For the first time Beijing vowed to censure private companies involved in the arms sales to Taiwan by the United States, a measure seen as concrete by experts and demanded by Chinese netizens for a long time.
China said it would impose unspecified sanctions on the companies involved and reduce international cooperation with the US unless it canceled the new arms package. The foreign ministry didn't list the companies involved in its draft statement over the weekend.
But Sikorsky, Lockheed-Martin, Raytheon and Boeing, are four companies involved in the latest $6.4 billion sale. All four have so far declined to comment to the press.
Boeing has big commercial interests in China, the world's most populous market, including commercial aircraft sales. United Technologies, which owns Sikorsky, also has significant business in the country, where it sells Carrier brand heating and air-conditioning, Otis elevators and escalators and other products.
Experts, while hailing the sanction as the most concrete countermeasure so far, said the government should weigh the sanctions in a cautious way as those companies have close trade cooperation with China.
Yuan Peng, head of US studies at the China Institutes of Contemporary International Relations, said that imposing sanctions for the first time signals China is more serious than ever in its reaction to the arms sale.
Ye Hailin, an expert at the Chinese Academy of Social Sciences said the sanctions mean that those companies who try to profit from the deal need to pay the price.
"You cannot just make money from both Taiwan and the mainland," said Ye.
Many Chinese also applaud the sanctions.
"We should make the US feel more pain over the arms sale.
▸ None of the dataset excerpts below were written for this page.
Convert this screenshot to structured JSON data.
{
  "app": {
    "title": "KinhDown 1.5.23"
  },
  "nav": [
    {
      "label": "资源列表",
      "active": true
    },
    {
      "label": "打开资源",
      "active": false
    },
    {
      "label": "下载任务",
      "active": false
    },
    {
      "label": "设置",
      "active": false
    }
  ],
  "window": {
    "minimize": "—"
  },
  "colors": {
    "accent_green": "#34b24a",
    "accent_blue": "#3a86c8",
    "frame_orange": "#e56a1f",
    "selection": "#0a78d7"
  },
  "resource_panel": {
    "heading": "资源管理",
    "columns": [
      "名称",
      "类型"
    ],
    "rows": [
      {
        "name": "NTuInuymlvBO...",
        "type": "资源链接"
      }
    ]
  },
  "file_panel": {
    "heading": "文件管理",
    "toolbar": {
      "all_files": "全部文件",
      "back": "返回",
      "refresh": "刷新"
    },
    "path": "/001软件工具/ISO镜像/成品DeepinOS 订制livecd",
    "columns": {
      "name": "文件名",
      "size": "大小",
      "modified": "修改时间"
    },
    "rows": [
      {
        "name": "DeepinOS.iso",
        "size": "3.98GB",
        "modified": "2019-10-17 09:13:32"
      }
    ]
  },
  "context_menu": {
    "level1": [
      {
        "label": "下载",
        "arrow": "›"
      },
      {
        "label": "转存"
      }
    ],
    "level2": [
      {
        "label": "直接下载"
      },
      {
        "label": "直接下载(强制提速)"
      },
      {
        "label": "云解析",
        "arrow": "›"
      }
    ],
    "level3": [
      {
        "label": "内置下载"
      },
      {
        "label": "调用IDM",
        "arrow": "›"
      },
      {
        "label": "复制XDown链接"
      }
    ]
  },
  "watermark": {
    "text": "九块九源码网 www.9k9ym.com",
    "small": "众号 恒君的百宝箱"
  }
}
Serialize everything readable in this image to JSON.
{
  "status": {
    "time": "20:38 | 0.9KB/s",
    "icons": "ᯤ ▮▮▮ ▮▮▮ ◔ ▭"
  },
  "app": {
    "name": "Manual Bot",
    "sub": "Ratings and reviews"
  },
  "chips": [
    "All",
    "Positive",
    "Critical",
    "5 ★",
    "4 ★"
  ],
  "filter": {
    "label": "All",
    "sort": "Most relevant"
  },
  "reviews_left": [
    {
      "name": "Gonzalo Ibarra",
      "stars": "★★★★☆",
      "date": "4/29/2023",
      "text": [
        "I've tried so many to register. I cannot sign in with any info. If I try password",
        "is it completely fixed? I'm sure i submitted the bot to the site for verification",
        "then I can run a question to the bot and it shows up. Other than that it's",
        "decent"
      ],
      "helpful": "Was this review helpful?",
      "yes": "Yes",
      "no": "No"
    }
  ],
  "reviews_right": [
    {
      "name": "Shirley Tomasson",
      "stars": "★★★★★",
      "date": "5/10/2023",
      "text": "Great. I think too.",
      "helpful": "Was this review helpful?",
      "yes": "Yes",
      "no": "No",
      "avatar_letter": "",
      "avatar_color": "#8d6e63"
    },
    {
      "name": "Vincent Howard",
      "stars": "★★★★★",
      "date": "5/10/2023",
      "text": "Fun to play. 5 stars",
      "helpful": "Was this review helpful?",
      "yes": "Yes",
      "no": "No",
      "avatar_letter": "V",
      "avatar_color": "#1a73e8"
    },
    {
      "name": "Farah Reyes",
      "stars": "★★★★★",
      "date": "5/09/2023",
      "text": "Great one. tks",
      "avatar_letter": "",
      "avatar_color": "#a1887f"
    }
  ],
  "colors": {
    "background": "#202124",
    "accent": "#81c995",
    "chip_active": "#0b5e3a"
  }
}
They deserve this concrete punishment," said Gao Jie, a resident in Beijing.
According to Li Qinggong, deputy secretary-general of the China Council for National Security Policy Studies, arms makers, including Lockheed Martin Corp and Raytheon Co, have actually been long kept out of the Chinese market despite the fact that China has a huge demand for radars and related equipment because of its airport expansion.
On the website of Lockheed Martin, the global section listed the ROK, Japan, Taiwan, Singapore, Australia, New Zealand and India under its category of "Asia Pacific market", but not the Chinese mainland. The company's last business with the mainland can be traced to 2002, when it provided seven air traffic control automation systems.
Li said it was relatively easy for China to ban pure arms sellers, but it would be very complicated to sever the relations with Boeing and the United Technologies.
"It is still unclear whether the sanctions mean to be effective against the whole group or just the unit involved," said Li. "Yet our government should weigh the sanctions in a cautious way to avoid hurting overall trade relations."
Like previous US governments the Obama administration has been closely linked with arms manufacturers.
Robert J. Stevens, chairman, president and CEO of Lockheed Martin made a large donation to the Democrats since the Obama administration came to power. William J. Lynn, the current Deputy Secretary of Defense, used to be chairman and chief executive officer of Raytheon Company.
Other US politicians are also closely linked with the arms sellers. FedSpending.org, a website of the watchdog group OMB Watch, reported in 2008 that 151 members of Congress invested close to a quarter billion dollars in companies that received defense contracts of at least $5 million in 2006. These companies got more than $275.6 billion from the government in 2006, or $755 million per day, said the report.